Digital Images and Retirement Plans

Which of the following types of digital images do you use: photographs, radiographs, study casts?

Judging by the replies to this question, it is obvious that digital imaging in one form or another is firmly entrenched in our specialty. The vast majority of respondents were currently using digital records--typically more than one kind. Fully 88% took digital photographs, 20% used digital radiographs, and 20% used digital study casts.

A typical comment was:

  • "The quality of digital images now rivals our 35mm slides; the cost of digital radiography will go down, and the reliability of the equipment will go up."

If you do not currently use any digital images, do you plan to do so in the future? Why or why not?

Almost all of those who were not using digital imaging indicated that they would be doing so in the near future. Only three respondents said they were not planning to use digital technology because they believed it was still too expensive and bug-ridden.

If you use digital radiographs, please describe your system. What are the advantages and disadvantages of your system?

Respondents most commonly scanned radiographs into the computer and analyzed them digitally, often with the Dolphin Imaging System. Some used the Sirona system for taking digital panoramic and cephalometric radiographs, but mentioned that this method requires the patient to remain still longer while the images are being taken.

Specific remarks included:

  • "I use the Orthopantomograph OP100D. There is no film, no developing, no chemicals to buy or dispose of. Also, the quality of the image is much better than film."
  • "We scan conventional radiographs. The advantage is that it's cheaper than direct digital or phosphor plate scanning. The disadvantage is that we still have an x-ray processor, which is the least reliable piece of mechanical equipment ever designed and produced by man."
  • "We have a hard copy and digital image for medicolegal reasons. The quality of the image is outstanding. I have not been impressed with digital radiographs."
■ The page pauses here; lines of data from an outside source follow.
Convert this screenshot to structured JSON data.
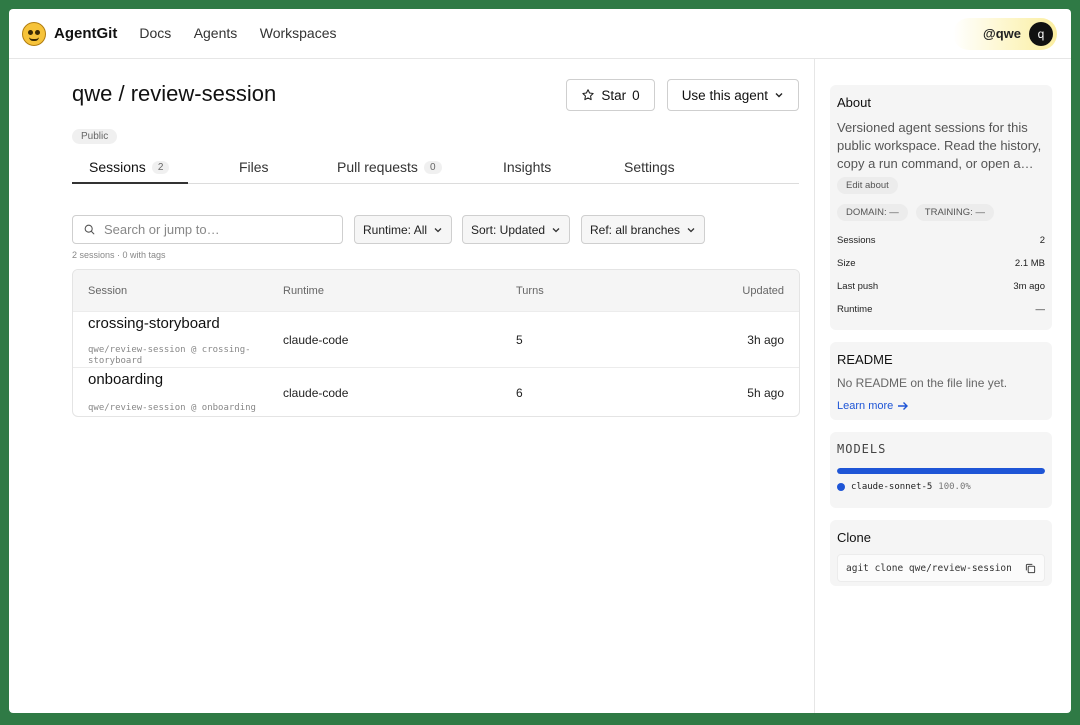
{
  "app": {
    "brand": "AgentGit"
  },
  "nav": {
    "docs": "Docs",
    "agents": "Agents",
    "workspaces": "Workspaces"
  },
  "user": {
    "handle": "@qwe",
    "avatar_letter": "q"
  },
  "repo": {
    "title": "qwe / review-session",
    "visibility": "Public",
    "star_label": "Star",
    "star_count": "0",
    "use_agent_label": "Use this agent"
  },
  "tabs": {
    "sessions": {
      "label": "Sessions",
      "count": "2"
    },
    "files": {
      "label": "Files"
    },
    "pull_requests": {
      "label": "Pull requests",
      "count": "0"
    },
    "insights": {
      "label": "Insights"
    },
    "settings": {
      "label": "Settings"
    }
  },
  "filters": {
    "search_placeholder": "Search or jump to…",
    "runtime": "Runtime: All",
    "sort": "Sort: Updated",
    "ref": "Ref: all branches",
    "summary": "2 sessions · 0 with tags"
  },
  "table": {
    "headers": {
      "session": "Session",
      "runtime": "Runtime",
      "turns": "Turns",
      "updated": "Updated"
    },
    "rows": [
      {
        "name": "crossing-storyboard",
        "path": "qwe/review-session @ crossing-storyboard",
        "runtime": "claude-code",
        "turns": "5",
        "updated": "3h ago"
      },
      {
        "name": "onboarding",
        "path": "qwe/review-session @ onboarding",
        "runtime": "claude-code",
        "turns": "6",
        "updated": "5h ago"
      }
    ]
  },
  "about": {
    "title": "About",
    "text": "Versioned agent sessions for this public workspace. Read the history, copy a run command, or open a…",
    "edit_label": "Edit about",
    "domain_chip": "DOMAIN: —",
    "training_chip": "TRAINING: —",
    "stats": [
      {
        "label": "Sessions",
        "value": "2"
      },
      {
        "label": "Size",
        "value": "2.1 MB"
      },
      {
        "label": "Last push",
        "value": "3m ago"
      },
      {
        "label": "Runtime",
        "value": "—"
      }
    ]
  },
  "readme": {
    "title": "README",
    "text": "No README on the file line yet.",
    "learn_more": "Learn more"
  },
  "models": {
    "title": "MODELS",
    "items": [
      {
        "name": "claude-sonnet-5",
        "pct_label": "100.0%",
        "fraction": 1.0
      }
    ]
  },
  "clone": {
    "title": "Clone",
    "command": "agit clone qwe/review-session"
  },
  "colors": {
    "accent": "#1e55d6",
    "frame": "#2f7a45"
  }
}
How would you describe the costs vs. benefits of your system?

Practically all clinicians indicated that the benefits of digital technology far outweighed any drawbacks. The reason most cited was the ability to communicate with patients, parents, and referring dentists using digital photographs and radiographs that could be printed, sent by e-mail, and immediately accessed at chairside monitors. Additionally, clinicians appreciated the cleanliness of digital imaging compared to the chemical solutions used with conventional film processing.
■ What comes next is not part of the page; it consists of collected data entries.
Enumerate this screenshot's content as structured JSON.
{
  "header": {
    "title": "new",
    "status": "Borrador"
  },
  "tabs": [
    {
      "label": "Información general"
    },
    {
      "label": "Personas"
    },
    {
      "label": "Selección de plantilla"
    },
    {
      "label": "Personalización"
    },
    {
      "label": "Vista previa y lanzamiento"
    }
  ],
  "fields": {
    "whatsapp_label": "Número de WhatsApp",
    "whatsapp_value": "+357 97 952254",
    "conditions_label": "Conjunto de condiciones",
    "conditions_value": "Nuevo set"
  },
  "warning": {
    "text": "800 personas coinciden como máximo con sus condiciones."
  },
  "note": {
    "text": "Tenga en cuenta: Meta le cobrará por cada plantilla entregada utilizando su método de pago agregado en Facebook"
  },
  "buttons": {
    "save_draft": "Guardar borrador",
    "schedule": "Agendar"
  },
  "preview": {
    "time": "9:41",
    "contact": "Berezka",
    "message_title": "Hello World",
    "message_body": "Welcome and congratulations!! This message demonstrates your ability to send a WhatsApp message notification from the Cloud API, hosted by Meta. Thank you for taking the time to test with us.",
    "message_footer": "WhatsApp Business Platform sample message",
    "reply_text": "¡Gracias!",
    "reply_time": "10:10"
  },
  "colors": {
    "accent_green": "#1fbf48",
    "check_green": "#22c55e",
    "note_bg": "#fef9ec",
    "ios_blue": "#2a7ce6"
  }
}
There were many comments about the initial cost of digital equipment. Nearly all of these, however, were modified by remarks to the effect that the advantages more than made up for the start-up expense.

Some representative responses:

  • "The cost of scanning conventional radiographs is reasonable. The benefit of pulling up radiographs at my chairside terminal at any time in either office is great."
  • "We take standard radiographs and then scan them into the computer. Referring doctors prefer conventional radiographs for extractions, and there is additional labor in scanning the x-rays. We give photocopies to the parents. However, all in all the system is of tremendous benefit."
  • "The benefits of having immediate prints and editing photographs as they are taken make the system worthwhile. Once the system is purchased, the cost is comparable to film since I must pay for floppy disks, ink, special paper, etc."

If you use digital study casts, please describe your system. What are the advantages and disadvantages of your system?

Digital study casts were used less frequently than other digital images. OrthoCad and emodels were the most popular systems, followed by mounting the models and scanning them.

Disadvantages were confined to two categories: the cost and the delay in obtaining digital records. These drawbacks were offset by the advantages of digital cast imaging, including less lab work and mess, immediate availability at chairside terminals, ease of measurement and analysis, elimination of model storage, and reduction of staff time involved in handling casts.

One respondent said:

  • "I tried digital models, but we mount all of our cases. I then digitize the cast with Quick Ceph2000. This is far superior to digital study models."

How would you describe the costs vs. benefits of your system?

There was a general consensus that the initial cost of the system was high, but again, this was outweighed by the savings of not having to construct, store, and work with handheld casts. Clinicians reemphasized the efficiency of digital imaging in communicating with parents, referral sources, and other specialists by e-mail or by printing copies at actual size.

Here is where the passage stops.